Dennis Schutter benoemd tot hoogleraar Experimentele Biopsychologie van Motivatie en Emotie
Per 1 juli 2021 is Dennis Schutter benoemd tot hoogleraar Experimentele Biopsychologie van Motivatie en Emotie. Schutter: “Mijn leerstoel heeft een translationeel karakter. Dat wil zeggen dat de resultaten uit ons fundamenteel onderzoek ingezet worden voor klinische toepassingen.”
Schutter gaat zich als hoogleraar richten op multidisciplinair onderzoek en onderwijs in het domein van de experimentele en biologische psychologie. “Het speerpunt is het vergroten van ons psychologische en neurobiologische begrip van de primaire mentale processen die ten grondslag liggen aan menselijk gedrag.”
Verstoringen in homeostatische processen kunnen leiden tot psychische problemen, zoals angst en depressie.
Homeostase
De nieuwe hoogleraar legt zich in zijn onderzoek toe op zogenoemde homeostatische processen. Homeostase betreft zelfregulerende processen waarbij biologische systemen streven naar het behoud van stabiliteit, en zich aanpassen aan omstandigheden die optimaal zijn om te overleven. Schutter: “Verstoringen in homeostatische processen kunnen leiden tot psychische problemen, zoals angst en depressie. Met mijn onderzoek wil ik dit inzichtelijker maken door de relevante hersenprocessen in kaart te brengen. Deze kennis zal vervolgens bijdragen aan het ontwikkelen van nieuwe behandelmethodes, zoals het gebruik van hersenstimulatie in psychische ziektebeelden en hersenaandoeningen.”

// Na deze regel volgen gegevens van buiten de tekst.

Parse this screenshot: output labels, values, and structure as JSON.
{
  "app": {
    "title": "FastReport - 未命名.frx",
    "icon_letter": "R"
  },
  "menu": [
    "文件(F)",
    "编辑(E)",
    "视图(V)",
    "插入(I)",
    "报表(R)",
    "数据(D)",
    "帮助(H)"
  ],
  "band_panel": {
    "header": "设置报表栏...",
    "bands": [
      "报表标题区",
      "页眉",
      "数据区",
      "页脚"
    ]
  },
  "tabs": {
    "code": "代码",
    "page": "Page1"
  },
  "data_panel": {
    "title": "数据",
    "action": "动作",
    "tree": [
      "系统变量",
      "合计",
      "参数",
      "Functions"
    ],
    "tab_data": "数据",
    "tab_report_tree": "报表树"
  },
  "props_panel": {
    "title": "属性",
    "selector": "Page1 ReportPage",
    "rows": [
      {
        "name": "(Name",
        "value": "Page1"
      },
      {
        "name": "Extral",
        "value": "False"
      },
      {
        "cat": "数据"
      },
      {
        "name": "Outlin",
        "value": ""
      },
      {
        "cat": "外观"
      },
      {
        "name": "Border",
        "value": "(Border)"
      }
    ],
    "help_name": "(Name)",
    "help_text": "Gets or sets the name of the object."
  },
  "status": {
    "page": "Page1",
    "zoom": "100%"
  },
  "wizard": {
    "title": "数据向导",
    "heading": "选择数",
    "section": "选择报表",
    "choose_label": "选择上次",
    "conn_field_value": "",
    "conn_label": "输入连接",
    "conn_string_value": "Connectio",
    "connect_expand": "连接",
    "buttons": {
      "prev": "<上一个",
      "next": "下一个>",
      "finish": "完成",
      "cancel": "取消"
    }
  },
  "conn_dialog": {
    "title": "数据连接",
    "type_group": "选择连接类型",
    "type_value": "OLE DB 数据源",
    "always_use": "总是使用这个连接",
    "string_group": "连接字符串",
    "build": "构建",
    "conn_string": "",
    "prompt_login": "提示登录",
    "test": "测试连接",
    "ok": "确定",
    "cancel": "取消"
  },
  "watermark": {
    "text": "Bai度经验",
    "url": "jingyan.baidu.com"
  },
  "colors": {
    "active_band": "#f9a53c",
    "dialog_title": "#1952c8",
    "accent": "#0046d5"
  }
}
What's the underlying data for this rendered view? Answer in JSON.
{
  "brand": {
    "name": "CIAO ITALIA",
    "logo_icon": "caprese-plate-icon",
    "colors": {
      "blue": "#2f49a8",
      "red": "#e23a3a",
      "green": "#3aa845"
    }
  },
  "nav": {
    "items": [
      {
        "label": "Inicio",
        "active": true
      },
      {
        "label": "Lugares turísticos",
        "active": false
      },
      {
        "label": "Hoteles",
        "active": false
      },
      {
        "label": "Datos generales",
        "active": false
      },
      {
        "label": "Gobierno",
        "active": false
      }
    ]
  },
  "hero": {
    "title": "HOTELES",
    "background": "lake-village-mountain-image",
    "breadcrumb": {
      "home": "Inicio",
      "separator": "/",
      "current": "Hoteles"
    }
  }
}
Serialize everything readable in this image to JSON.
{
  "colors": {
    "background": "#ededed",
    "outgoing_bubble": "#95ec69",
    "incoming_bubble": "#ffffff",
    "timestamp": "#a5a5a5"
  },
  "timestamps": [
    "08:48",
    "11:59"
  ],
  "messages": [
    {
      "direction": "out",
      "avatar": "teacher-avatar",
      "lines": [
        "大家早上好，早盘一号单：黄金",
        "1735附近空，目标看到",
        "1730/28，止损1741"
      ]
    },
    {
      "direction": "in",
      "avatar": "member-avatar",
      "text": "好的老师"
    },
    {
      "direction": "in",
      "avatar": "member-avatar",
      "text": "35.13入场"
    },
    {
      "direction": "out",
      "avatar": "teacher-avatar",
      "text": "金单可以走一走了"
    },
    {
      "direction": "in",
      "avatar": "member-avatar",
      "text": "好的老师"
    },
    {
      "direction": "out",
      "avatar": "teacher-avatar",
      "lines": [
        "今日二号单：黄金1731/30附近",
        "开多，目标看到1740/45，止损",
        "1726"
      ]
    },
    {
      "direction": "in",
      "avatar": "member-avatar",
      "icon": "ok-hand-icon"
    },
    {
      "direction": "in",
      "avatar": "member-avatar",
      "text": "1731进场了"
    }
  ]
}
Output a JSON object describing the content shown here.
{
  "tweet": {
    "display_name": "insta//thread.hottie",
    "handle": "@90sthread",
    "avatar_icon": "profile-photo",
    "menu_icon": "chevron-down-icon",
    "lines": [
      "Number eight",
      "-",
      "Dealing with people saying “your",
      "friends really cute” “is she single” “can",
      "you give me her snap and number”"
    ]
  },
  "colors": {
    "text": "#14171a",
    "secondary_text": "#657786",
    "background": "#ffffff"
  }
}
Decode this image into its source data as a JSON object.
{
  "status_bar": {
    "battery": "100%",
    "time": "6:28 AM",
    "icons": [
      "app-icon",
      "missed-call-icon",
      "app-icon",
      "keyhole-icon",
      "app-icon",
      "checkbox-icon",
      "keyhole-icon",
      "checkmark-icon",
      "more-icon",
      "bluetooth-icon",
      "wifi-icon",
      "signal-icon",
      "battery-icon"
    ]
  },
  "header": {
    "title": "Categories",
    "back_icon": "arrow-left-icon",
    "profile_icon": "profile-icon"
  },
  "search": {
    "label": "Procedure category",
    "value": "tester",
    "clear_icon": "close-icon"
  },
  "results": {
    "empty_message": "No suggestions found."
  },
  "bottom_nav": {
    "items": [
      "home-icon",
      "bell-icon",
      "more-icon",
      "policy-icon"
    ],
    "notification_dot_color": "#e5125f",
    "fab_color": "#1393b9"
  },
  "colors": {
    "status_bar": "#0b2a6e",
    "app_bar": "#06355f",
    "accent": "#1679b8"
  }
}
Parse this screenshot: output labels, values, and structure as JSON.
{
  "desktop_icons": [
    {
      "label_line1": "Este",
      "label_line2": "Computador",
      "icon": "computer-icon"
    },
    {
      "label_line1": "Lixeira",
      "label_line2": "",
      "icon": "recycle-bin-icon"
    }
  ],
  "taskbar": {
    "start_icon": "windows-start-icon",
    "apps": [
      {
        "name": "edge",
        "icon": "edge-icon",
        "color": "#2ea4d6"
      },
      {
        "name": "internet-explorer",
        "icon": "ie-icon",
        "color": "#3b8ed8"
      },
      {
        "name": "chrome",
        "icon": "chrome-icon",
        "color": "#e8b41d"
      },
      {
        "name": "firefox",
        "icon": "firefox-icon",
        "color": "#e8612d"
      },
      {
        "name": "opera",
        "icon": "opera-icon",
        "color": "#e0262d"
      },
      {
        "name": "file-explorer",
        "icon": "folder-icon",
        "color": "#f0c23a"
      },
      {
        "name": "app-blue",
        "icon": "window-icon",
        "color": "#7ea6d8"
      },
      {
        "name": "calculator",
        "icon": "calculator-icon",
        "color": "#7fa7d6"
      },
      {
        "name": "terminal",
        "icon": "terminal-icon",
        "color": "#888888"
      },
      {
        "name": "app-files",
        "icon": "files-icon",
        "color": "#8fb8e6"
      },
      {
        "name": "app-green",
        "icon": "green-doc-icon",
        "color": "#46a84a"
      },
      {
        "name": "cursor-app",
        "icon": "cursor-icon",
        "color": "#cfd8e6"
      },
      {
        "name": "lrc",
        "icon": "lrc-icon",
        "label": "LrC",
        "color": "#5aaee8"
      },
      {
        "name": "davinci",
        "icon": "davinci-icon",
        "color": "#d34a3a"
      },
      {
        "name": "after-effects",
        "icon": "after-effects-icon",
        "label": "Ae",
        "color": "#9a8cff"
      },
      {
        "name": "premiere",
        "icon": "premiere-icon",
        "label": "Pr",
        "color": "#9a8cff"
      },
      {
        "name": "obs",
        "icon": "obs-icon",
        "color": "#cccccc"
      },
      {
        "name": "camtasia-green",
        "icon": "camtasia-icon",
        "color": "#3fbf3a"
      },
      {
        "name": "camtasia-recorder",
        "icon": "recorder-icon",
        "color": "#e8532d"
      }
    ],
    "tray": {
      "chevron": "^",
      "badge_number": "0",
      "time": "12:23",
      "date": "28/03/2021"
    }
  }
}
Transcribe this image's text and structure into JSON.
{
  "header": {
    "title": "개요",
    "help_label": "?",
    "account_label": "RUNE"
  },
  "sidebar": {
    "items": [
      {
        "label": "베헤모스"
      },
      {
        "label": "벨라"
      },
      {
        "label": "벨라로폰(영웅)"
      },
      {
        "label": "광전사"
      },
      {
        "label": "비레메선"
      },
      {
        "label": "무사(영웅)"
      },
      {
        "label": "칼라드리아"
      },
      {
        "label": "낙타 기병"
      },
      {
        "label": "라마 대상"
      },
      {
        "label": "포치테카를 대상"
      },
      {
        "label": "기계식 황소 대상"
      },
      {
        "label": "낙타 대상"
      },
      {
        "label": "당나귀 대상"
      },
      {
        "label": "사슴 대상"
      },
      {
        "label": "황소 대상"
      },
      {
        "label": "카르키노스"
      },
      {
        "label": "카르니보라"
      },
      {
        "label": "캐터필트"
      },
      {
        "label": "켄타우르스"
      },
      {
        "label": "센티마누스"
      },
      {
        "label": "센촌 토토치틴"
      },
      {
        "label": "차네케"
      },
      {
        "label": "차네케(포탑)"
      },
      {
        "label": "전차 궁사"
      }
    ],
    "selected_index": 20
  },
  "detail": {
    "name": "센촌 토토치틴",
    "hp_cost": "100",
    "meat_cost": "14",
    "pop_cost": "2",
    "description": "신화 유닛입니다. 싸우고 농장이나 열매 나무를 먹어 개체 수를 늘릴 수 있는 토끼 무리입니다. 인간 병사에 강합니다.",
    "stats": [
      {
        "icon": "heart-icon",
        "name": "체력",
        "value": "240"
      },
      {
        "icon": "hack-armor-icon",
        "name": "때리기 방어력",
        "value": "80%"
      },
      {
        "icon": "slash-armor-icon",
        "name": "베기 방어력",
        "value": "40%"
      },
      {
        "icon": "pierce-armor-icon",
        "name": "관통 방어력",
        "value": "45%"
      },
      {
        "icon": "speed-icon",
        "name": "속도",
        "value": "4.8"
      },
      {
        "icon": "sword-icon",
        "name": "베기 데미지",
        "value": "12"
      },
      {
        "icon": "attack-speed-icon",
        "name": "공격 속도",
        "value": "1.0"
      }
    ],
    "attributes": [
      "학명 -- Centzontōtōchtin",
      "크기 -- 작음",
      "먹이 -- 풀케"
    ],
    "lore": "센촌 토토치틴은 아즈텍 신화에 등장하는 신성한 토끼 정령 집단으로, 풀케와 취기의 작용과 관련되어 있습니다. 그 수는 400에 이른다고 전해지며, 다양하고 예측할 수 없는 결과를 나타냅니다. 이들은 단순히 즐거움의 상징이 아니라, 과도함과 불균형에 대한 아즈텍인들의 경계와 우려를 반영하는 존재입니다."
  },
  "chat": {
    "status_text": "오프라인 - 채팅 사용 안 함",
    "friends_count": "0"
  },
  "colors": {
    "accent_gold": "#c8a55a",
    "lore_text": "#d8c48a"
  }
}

Ik ben momenteel bezig om de negatieve gevolgen van de coronacrisis op ons onderzoek weg te werken.
Oude nest
Schutter, die in 1995 in Utrecht begon aan de studie Psychologie, hier ook promoveerde, en na enige omzwervingen in 2019 wederkeerde op ‘het oude nest’, hoopt dat er met zijn benoeming op de korte termijn niet al te veel verandert. “Momenteel loopt mijn Vici-onderzoeksprogramma: ik ben bezig om samen met mijn onderzoeksgroep de negatieve gevolgen van de coronacrisis op ons onderzoek weg te werken. In de toekomst voorzie ik een actievere rol in het onderwijsbeleid, meer overleggen en administratie, commissiewerk voor organisaties zoals NWO en ERC, en een (nog) meer leidinggevende rol in het onderzoek.”